The Strike that Will Forever Haunt South Africa
By Mpho Raphata
When you go through a traumatic experience, one hopes that in the end, it will change your life for the better. You hope that when lives are lost, they will mean something to someone.
One also goes to work to make a living, having a job is also most more often than not, associated with having a better life, not just for the individual but for your children and your entire extended family.
When you embark on strike action, there is always hope that a resolution found will be in your favour. No one bargains for the loss of life.
In Marikana five years ago, 44 people died in violent strike action for wages. All the miners were looking for was R12, 500 per month.
What happened thereafter with investigations, arrests, authorities pointing fingers at each other is nothing compared to the pain of losing a loved one. The reality that your father, husband or breadwinner is no longer there. That your life has changed for the worst.
Five years later, the widows of those men who were killed there are worse off. They still live in informal homes. They are still looking for that better life that their husbands were fighting for.

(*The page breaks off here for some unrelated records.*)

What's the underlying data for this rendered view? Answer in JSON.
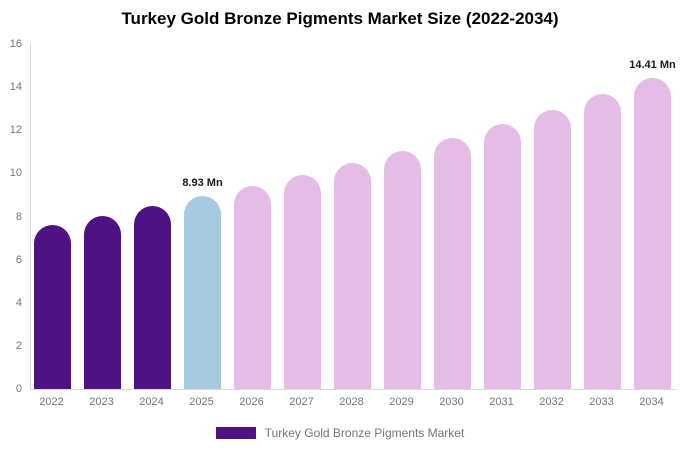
{
  "title": "Turkey Gold Bronze Pigments Market Size (2022-2034)",
  "legend": {
    "label": "Turkey Gold Bronze Pigments Market",
    "swatch_color": "#4e1283"
  },
  "colors": {
    "historical_bar": "#4e1283",
    "current_bar": "#a6cbe1",
    "forecast_bar": "#e4bce6",
    "axis_line": "#d9d9d9",
    "tick_text": "#757575",
    "annotation_text": "#1a1a1a"
  },
  "annotations": [
    {
      "category": "2025",
      "text": "8.93 Mn"
    },
    {
      "category": "2034",
      "text": "14.41 Mn"
    }
  ],
  "chart_data": {
    "type": "bar",
    "title": "Turkey Gold Bronze Pigments Market Size (2022-2034)",
    "categories": [
      "2022",
      "2023",
      "2024",
      "2025",
      "2026",
      "2027",
      "2028",
      "2029",
      "2030",
      "2031",
      "2032",
      "2033",
      "2034"
    ],
    "values": [
      7.61,
      8.03,
      8.47,
      8.93,
      9.42,
      9.93,
      10.47,
      11.04,
      11.65,
      12.28,
      12.95,
      13.66,
      14.41
    ],
    "unit": "Mn",
    "labeled_points": {
      "2025": 8.93,
      "2034": 14.41
    },
    "bar_roles": [
      "historical",
      "historical",
      "historical",
      "current",
      "forecast",
      "forecast",
      "forecast",
      "forecast",
      "forecast",
      "forecast",
      "forecast",
      "forecast",
      "forecast"
    ],
    "xlabel": "",
    "ylabel": "",
    "ylim": [
      0,
      16
    ],
    "yticks": [
      0,
      2,
      4,
      6,
      8,
      10,
      12,
      14,
      16
    ],
    "grid": false,
    "legend_position": "bottom",
    "series_name": "Turkey Gold Bronze Pigments Market"
  }
}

Speaking to Kays FM, Primrose Sonti, the co-founder of Sikhala Sonke, told of how those women are still struggling. Sonti founded the organisation in response to the poverty and pain that the women of Marikana live in, Sonti and a friend started the organisation to empower women in the community of Marikana. Sikhala Sonke aims to also impart skills and development to the women and children who were orphaned and widowed by the massacre.
Sikhala Sonke then became the subject of a documentary that will be screened here in Johannesburg and in some cinema in London today telling the story of Marikana and where the community finds itself today. Sonti and two other women plan to stage a protest outside Lonmin offices in London today calling for change. They will protest how the company dealt with the strike that led to the massacre and its aftermath and consequences.

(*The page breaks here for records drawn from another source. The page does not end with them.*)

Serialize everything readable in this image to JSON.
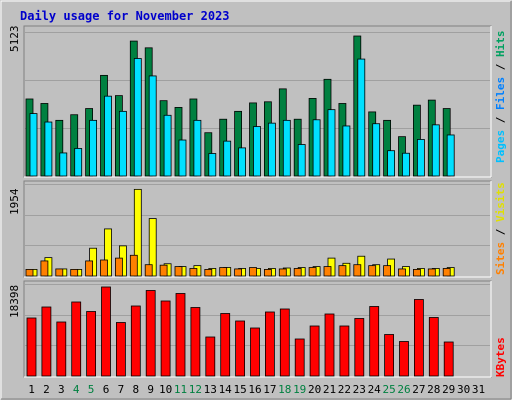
{
  "title": "Daily usage for November 2023",
  "colors": {
    "background": "#c0c0c0",
    "title": "#0000cc",
    "hits": "#008040",
    "hits_legend": "#00a060",
    "files": "#00e0ff",
    "files_legend": "#0080ff",
    "pages": "#00c0ff",
    "visits": "#ffff00",
    "visits_legend": "#e0e000",
    "sites": "#ff8000",
    "kbytes": "#ff0000",
    "weekend_label": "#008040",
    "weekday_label": "#000000",
    "grid": "#a0a0a0"
  },
  "panels": {
    "top": {
      "max_label": "5123",
      "legend": {
        "pages": "Pages",
        "sep1": " / ",
        "files": "Files",
        "sep2": " / ",
        "hits": "Hits"
      }
    },
    "middle": {
      "max_label": "1954",
      "legend": {
        "sites": "Sites",
        "sep": " / ",
        "visits": "Visits"
      }
    },
    "bottom": {
      "max_label": "18398",
      "legend": {
        "kbytes": "KBytes"
      }
    }
  },
  "chart_data": {
    "type": "bar",
    "title": "Daily usage for November 2023",
    "categories": [
      "1",
      "2",
      "3",
      "4",
      "5",
      "6",
      "7",
      "8",
      "9",
      "10",
      "11",
      "12",
      "13",
      "14",
      "15",
      "16",
      "17",
      "18",
      "19",
      "20",
      "21",
      "22",
      "23",
      "24",
      "25",
      "26",
      "27",
      "28",
      "29",
      "30",
      "31"
    ],
    "weekend_days": [
      "4",
      "5",
      "11",
      "12",
      "18",
      "19",
      "25",
      "26"
    ],
    "series": [
      {
        "name": "Hits",
        "panel": "top",
        "ymax": 5123,
        "values": [
          2740,
          2580,
          1980,
          2180,
          2400,
          3580,
          2860,
          4800,
          4560,
          2680,
          2440,
          2740,
          1540,
          2020,
          2300,
          2600,
          2640,
          3100,
          2020,
          2760,
          3440,
          2580,
          4980,
          2280,
          1980,
          1400,
          2520,
          2700,
          2400,
          0,
          0
        ]
      },
      {
        "name": "Files",
        "panel": "top",
        "ymax": 5123,
        "values": [
          2220,
          1920,
          820,
          980,
          1980,
          2840,
          2300,
          4180,
          3560,
          2160,
          1280,
          1980,
          800,
          1240,
          1000,
          1760,
          1880,
          1980,
          1120,
          2000,
          2360,
          1780,
          4160,
          1860,
          900,
          810,
          1300,
          1820,
          1460,
          0,
          0
        ]
      },
      {
        "name": "Visits",
        "panel": "middle",
        "ymax": 1954,
        "values": [
          140,
          390,
          150,
          140,
          590,
          1000,
          640,
          1840,
          1220,
          260,
          200,
          220,
          160,
          180,
          160,
          160,
          160,
          170,
          180,
          200,
          380,
          270,
          420,
          240,
          360,
          200,
          160,
          160,
          180,
          0,
          0
        ]
      },
      {
        "name": "Sites",
        "panel": "middle",
        "ymax": 1954,
        "values": [
          140,
          320,
          150,
          140,
          320,
          340,
          380,
          440,
          240,
          230,
          200,
          160,
          140,
          180,
          150,
          180,
          140,
          150,
          160,
          180,
          200,
          220,
          240,
          220,
          220,
          150,
          140,
          150,
          160,
          0,
          0
        ]
      },
      {
        "name": "KBytes",
        "panel": "bottom",
        "ymax": 18398,
        "values": [
          11600,
          13800,
          10800,
          14800,
          12900,
          17800,
          10700,
          14000,
          17100,
          15000,
          16500,
          13700,
          7800,
          12500,
          11000,
          9600,
          12800,
          13400,
          7400,
          10000,
          12400,
          10000,
          11500,
          13900,
          8300,
          6900,
          15300,
          11700,
          6800,
          0,
          0
        ]
      }
    ]
  }
}
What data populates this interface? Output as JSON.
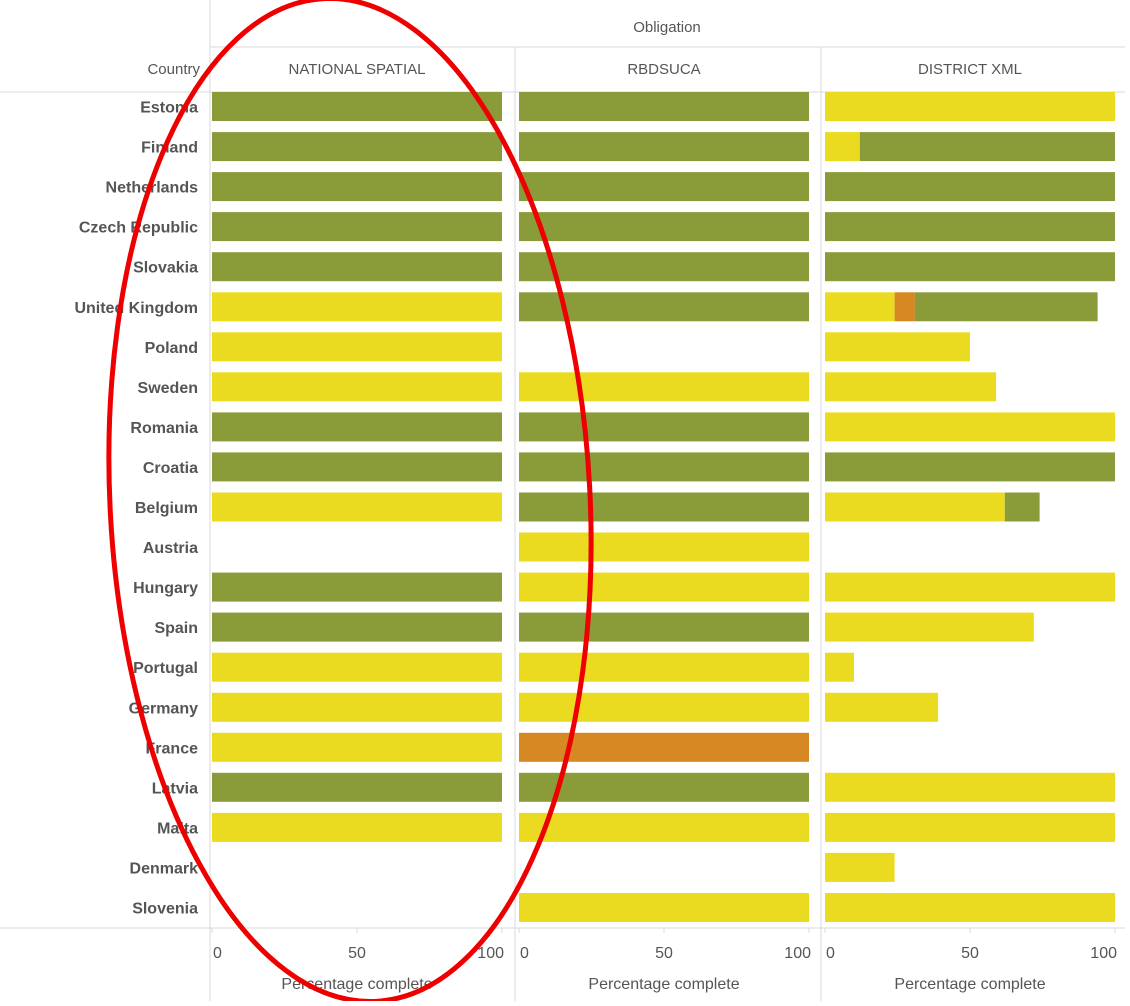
{
  "header": {
    "obligation_label": "Obligation",
    "country_label": "Country"
  },
  "colors": {
    "yellow": "#EBDB20",
    "green": "#8A9B3A",
    "orange": "#D68823",
    "annotation_circle": "#EE0000",
    "grid": "#D9D9D9",
    "text": "#555555"
  },
  "annotation": {
    "shape": "ellipse",
    "color": "red",
    "highlights": "NATIONAL SPATIAL"
  },
  "chart_data": {
    "type": "bar",
    "orientation": "horizontal",
    "stacked": true,
    "facet_by": "Obligation",
    "row_dimension": "Country",
    "x_axis": {
      "label": "Percentage complete",
      "range": [
        0,
        100
      ],
      "ticks": [
        0,
        50,
        100
      ]
    },
    "status_colors": [
      "yellow",
      "orange",
      "green"
    ],
    "countries": [
      "Estonia",
      "Finland",
      "Netherlands",
      "Czech Republic",
      "Slovakia",
      "United Kingdom",
      "Poland",
      "Sweden",
      "Romania",
      "Croatia",
      "Belgium",
      "Austria",
      "Hungary",
      "Spain",
      "Portugal",
      "Germany",
      "France",
      "Latvia",
      "Malta",
      "Denmark",
      "Slovenia"
    ],
    "panels": [
      {
        "name": "NATIONAL SPATIAL",
        "rows": [
          [
            {
              "color": "green",
              "value": 100
            }
          ],
          [
            {
              "color": "green",
              "value": 100
            }
          ],
          [
            {
              "color": "green",
              "value": 100
            }
          ],
          [
            {
              "color": "green",
              "value": 100
            }
          ],
          [
            {
              "color": "green",
              "value": 100
            }
          ],
          [
            {
              "color": "yellow",
              "value": 100
            }
          ],
          [
            {
              "color": "yellow",
              "value": 100
            }
          ],
          [
            {
              "color": "yellow",
              "value": 100
            }
          ],
          [
            {
              "color": "green",
              "value": 100
            }
          ],
          [
            {
              "color": "green",
              "value": 100
            }
          ],
          [
            {
              "color": "yellow",
              "value": 100
            }
          ],
          [],
          [
            {
              "color": "green",
              "value": 100
            }
          ],
          [
            {
              "color": "green",
              "value": 100
            }
          ],
          [
            {
              "color": "yellow",
              "value": 100
            }
          ],
          [
            {
              "color": "yellow",
              "value": 100
            }
          ],
          [
            {
              "color": "yellow",
              "value": 100
            }
          ],
          [
            {
              "color": "green",
              "value": 100
            }
          ],
          [
            {
              "color": "yellow",
              "value": 100
            }
          ],
          [],
          []
        ]
      },
      {
        "name": "RBDSUCA",
        "rows": [
          [
            {
              "color": "green",
              "value": 100
            }
          ],
          [
            {
              "color": "green",
              "value": 100
            }
          ],
          [
            {
              "color": "green",
              "value": 100
            }
          ],
          [
            {
              "color": "green",
              "value": 100
            }
          ],
          [
            {
              "color": "green",
              "value": 100
            }
          ],
          [
            {
              "color": "green",
              "value": 100
            }
          ],
          [],
          [
            {
              "color": "yellow",
              "value": 100
            }
          ],
          [
            {
              "color": "green",
              "value": 100
            }
          ],
          [
            {
              "color": "green",
              "value": 100
            }
          ],
          [
            {
              "color": "green",
              "value": 100
            }
          ],
          [
            {
              "color": "yellow",
              "value": 100
            }
          ],
          [
            {
              "color": "yellow",
              "value": 100
            }
          ],
          [
            {
              "color": "green",
              "value": 100
            }
          ],
          [
            {
              "color": "yellow",
              "value": 100
            }
          ],
          [
            {
              "color": "yellow",
              "value": 100
            }
          ],
          [
            {
              "color": "orange",
              "value": 100
            }
          ],
          [
            {
              "color": "green",
              "value": 100
            }
          ],
          [
            {
              "color": "yellow",
              "value": 100
            }
          ],
          [],
          [
            {
              "color": "yellow",
              "value": 100
            }
          ]
        ]
      },
      {
        "name": "DISTRICT XML",
        "rows": [
          [
            {
              "color": "yellow",
              "value": 100
            }
          ],
          [
            {
              "color": "yellow",
              "value": 12
            },
            {
              "color": "green",
              "value": 88
            }
          ],
          [
            {
              "color": "green",
              "value": 100
            }
          ],
          [
            {
              "color": "green",
              "value": 100
            }
          ],
          [
            {
              "color": "green",
              "value": 100
            }
          ],
          [
            {
              "color": "yellow",
              "value": 24
            },
            {
              "color": "orange",
              "value": 7
            },
            {
              "color": "green",
              "value": 63
            }
          ],
          [
            {
              "color": "yellow",
              "value": 50
            }
          ],
          [
            {
              "color": "yellow",
              "value": 59
            }
          ],
          [
            {
              "color": "yellow",
              "value": 100
            }
          ],
          [
            {
              "color": "green",
              "value": 100
            }
          ],
          [
            {
              "color": "yellow",
              "value": 62
            },
            {
              "color": "green",
              "value": 12
            }
          ],
          [],
          [
            {
              "color": "yellow",
              "value": 100
            }
          ],
          [
            {
              "color": "yellow",
              "value": 72
            }
          ],
          [
            {
              "color": "yellow",
              "value": 10
            }
          ],
          [
            {
              "color": "yellow",
              "value": 39
            }
          ],
          [],
          [
            {
              "color": "yellow",
              "value": 100
            }
          ],
          [
            {
              "color": "yellow",
              "value": 100
            }
          ],
          [
            {
              "color": "yellow",
              "value": 24
            }
          ],
          [
            {
              "color": "yellow",
              "value": 100
            }
          ]
        ]
      }
    ]
  }
}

Just yesterday, Lonmin unveiled apartments built for workers in Marikana, which miners say are expensive. A one bedroom unit is said to cost R750 a month while a two bedroom unit is R1300 which miners say they cannot afford. The company also unveiled plans of a memorial that will be erected in honour of those who were killed in the blood bath that ended in 34 miner workers losing their lives.
While all this is happening, former police commissioner Riah Phiyega is still to fully account for her part in the deaths. Deputy President Cyril Ramaphosa has since apologised for the emails he allegedly sent to Lonmin apparently telling them to act on the striking miners. While others get to live another day, others we ambushed with assault rifles and left to die.